Now... being quit for 411 days, I was convinced that I can have just one. I'll spend the five bucks and buy a tin, have one dip, and pitch the can. Right? It's like a luxury purchase. Five bucks for a dip... no biggie. I hadn't posted roll in a while - I had "left the hospital." It wouldn't matter if I had "just one." Here's the problem. When I spit that dip out, I still had the tin. Easily 7-10 dips left in that can. I had already done one. Why throw away five bucks? I can have one a day for the next 10 days, and then I'll throw it out. Good idea Per. Celebrate that idea with another dip! You can have one a day for the next nine days. You'll be fine. It's just one more. But then later that night, after realizing I've thrown away 411 days of quit, I get depressed. Why bother anymore? Might as well just finish this can as quickly as possible and then start my quit all over again from day one. The next morning I'm committed to finishing the can and starting day one the following day.
The problem was, I finished that can at around 4:00. Can't drive home like that. I'm going to quit TOMORROW! Not today. I need to time this perfectly. I'll buy another tin and be sure to finish it before the night is out. that way, when I wake up tomorrow morning, I won't have a tin anymore and it will be easy to start with day 1 again.
Here's the catch. I never finished that tin that night. I did the right thing - I threw it out. But if it were REALLY the right thing, I would have dumped it out. nope. part of me knew that I wasn't going to quit. I may as well have simply placed the can gently on the top of the garbage pile, because in the morning I did some dumpster diving. I'll quit tomorrow. How quickly that addicted mind comes back to "I'll quit tomorrow." Tomorrow never comes.

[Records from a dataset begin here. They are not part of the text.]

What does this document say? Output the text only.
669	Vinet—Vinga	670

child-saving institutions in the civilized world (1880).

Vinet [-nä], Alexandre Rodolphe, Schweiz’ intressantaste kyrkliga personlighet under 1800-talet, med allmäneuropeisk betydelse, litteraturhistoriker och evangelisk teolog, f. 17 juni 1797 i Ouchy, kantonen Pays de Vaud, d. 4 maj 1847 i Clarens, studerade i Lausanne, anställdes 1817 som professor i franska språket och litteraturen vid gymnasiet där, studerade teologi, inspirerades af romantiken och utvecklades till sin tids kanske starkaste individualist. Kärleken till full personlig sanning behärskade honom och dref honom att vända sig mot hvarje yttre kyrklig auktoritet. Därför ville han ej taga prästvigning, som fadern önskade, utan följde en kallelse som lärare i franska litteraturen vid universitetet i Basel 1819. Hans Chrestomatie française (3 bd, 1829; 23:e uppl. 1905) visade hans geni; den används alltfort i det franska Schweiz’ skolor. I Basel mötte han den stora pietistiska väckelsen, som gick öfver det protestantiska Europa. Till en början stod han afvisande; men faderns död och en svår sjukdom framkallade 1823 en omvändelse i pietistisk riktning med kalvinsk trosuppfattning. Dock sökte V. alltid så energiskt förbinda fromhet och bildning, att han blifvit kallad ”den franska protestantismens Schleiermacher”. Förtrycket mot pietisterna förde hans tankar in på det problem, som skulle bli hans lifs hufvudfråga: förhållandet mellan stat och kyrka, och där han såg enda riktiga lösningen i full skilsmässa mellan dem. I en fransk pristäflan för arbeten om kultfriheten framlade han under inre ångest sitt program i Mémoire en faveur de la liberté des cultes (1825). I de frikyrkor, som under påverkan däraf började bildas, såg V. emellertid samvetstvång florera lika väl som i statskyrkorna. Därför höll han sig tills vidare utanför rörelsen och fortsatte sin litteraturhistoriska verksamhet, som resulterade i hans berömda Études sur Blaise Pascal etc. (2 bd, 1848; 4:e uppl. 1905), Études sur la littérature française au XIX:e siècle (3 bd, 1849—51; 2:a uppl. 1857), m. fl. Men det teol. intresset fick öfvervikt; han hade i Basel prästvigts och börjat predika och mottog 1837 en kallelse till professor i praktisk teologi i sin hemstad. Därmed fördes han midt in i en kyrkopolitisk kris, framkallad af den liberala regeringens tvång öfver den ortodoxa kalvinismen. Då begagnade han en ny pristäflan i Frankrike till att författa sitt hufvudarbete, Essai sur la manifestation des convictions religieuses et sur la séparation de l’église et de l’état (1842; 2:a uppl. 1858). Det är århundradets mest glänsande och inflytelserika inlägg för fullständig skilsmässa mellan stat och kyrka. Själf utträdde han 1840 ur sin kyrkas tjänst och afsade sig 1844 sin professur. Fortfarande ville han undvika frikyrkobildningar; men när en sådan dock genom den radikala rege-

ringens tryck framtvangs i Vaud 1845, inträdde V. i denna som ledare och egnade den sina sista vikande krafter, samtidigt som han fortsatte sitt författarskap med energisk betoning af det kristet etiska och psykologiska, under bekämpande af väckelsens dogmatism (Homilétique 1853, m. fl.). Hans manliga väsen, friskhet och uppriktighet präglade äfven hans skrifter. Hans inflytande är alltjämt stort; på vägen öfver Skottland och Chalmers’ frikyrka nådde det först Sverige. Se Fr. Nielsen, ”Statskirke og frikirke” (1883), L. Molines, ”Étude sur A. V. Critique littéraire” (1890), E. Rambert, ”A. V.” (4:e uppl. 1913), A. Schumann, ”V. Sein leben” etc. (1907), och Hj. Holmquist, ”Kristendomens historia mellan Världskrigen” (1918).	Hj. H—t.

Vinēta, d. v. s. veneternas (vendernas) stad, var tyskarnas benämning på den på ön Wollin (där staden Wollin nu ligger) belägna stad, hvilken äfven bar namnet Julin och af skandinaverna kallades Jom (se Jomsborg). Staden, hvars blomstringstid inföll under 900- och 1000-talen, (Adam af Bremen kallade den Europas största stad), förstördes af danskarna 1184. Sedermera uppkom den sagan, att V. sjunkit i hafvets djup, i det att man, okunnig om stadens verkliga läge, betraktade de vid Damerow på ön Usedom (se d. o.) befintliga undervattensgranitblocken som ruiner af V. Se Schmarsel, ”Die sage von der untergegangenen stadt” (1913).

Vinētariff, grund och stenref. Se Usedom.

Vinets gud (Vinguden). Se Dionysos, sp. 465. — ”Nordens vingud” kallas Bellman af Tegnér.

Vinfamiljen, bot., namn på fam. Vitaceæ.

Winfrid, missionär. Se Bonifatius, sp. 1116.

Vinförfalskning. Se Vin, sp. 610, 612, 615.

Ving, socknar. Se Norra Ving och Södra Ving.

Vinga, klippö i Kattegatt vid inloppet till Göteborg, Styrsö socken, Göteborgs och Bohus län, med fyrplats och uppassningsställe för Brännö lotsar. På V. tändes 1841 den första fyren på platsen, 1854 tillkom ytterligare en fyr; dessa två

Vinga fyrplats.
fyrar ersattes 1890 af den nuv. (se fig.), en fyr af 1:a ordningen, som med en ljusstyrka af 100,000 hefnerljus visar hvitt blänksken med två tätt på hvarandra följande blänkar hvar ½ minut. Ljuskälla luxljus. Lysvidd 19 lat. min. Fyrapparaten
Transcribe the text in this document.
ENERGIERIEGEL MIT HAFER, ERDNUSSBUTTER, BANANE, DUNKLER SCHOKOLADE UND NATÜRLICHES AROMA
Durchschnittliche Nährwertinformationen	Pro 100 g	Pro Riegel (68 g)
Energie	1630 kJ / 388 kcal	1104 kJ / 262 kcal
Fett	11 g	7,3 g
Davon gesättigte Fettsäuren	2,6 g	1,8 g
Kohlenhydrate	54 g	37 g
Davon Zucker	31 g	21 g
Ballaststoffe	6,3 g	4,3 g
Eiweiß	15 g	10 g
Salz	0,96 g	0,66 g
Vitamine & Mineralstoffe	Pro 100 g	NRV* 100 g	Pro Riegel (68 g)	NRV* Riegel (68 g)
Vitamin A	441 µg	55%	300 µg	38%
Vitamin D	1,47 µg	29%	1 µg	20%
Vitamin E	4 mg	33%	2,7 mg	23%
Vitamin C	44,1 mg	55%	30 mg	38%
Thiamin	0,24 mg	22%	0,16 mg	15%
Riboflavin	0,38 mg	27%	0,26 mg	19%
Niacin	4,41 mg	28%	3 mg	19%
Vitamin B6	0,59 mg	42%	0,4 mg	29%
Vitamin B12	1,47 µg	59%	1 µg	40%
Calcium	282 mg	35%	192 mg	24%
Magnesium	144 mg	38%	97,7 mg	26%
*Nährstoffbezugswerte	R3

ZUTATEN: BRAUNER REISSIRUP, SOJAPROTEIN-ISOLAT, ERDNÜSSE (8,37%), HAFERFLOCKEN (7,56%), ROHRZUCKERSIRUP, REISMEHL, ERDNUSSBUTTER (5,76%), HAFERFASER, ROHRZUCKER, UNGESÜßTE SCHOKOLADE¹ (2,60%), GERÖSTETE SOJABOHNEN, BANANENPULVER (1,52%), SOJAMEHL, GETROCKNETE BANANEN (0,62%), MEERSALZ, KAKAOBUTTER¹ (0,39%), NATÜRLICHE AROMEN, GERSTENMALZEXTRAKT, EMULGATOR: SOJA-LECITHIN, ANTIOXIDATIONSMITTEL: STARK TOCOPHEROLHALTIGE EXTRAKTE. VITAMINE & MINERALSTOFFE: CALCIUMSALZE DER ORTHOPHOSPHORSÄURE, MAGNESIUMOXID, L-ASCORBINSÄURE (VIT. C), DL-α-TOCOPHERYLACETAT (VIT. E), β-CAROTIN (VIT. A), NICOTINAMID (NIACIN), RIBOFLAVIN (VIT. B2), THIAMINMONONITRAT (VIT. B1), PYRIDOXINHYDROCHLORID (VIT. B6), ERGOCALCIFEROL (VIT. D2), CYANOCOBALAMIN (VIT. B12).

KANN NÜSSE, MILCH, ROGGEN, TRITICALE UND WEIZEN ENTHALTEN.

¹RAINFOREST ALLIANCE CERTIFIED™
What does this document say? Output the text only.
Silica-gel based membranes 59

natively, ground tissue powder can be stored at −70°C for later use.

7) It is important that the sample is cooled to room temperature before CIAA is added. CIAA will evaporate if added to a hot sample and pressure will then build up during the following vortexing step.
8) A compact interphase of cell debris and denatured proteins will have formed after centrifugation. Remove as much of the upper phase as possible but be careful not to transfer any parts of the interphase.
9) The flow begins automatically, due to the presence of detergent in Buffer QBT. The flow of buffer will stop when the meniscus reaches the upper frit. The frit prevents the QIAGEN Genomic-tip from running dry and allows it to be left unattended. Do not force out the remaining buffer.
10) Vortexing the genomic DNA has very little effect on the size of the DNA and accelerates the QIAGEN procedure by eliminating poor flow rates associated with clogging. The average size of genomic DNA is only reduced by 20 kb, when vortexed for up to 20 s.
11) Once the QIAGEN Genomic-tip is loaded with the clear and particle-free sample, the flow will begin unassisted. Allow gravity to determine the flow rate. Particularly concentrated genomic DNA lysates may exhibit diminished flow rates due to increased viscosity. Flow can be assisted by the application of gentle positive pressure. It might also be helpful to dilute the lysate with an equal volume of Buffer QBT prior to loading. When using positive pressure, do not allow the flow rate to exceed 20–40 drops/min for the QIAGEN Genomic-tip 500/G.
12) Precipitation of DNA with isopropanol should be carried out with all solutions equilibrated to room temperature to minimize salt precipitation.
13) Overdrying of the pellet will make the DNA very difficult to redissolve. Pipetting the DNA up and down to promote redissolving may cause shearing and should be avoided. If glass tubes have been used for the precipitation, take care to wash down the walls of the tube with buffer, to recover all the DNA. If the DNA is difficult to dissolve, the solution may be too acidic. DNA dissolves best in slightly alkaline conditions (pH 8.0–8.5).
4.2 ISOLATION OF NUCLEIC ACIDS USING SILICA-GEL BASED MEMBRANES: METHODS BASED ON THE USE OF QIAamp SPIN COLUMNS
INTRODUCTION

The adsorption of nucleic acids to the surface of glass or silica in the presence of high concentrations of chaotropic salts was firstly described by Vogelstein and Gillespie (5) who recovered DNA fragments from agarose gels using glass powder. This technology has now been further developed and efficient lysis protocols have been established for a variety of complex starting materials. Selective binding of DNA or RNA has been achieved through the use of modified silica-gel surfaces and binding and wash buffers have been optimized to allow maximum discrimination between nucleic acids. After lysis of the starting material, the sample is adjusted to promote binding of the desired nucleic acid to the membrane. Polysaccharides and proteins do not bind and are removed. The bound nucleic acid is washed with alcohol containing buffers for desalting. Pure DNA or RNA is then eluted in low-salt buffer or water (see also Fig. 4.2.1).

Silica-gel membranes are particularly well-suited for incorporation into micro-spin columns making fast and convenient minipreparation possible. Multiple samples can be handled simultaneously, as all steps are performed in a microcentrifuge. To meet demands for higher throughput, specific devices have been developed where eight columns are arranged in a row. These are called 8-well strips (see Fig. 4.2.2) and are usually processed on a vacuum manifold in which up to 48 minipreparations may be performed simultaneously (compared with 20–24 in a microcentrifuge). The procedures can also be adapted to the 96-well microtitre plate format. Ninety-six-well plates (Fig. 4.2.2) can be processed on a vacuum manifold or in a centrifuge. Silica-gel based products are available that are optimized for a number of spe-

And how did this all start? Arrogance. Overconfidence. I can have "just one." That one turned into one tin. Then it snowballed. I realize this is a rambling post... sorry. Here's the upshot:
We do NOT have control over our addiction. We only have control over our CHOICES. Our addiction will ALWAYS be there. We CHOOSE NOT to surrender to that addiction. The second you believe you have control over your addiction, it's over. Your cave has already started. We don't own our addiction. We own free will. Never believe you have control over your addiction. Control the choices you make and your addiction will never gain strength.
Please, I'm begging you, do NOT throw away what you've accomplished. If you've been quit for one day or 1,000 days, don't throw it away. Now I'm proud to be part of the Madmen of October and have another 100 days under my belt. And I can gaurantee that I will never believe that "just one" will be just one. It won't. It just won't. There is no such thing as "just one." I promise.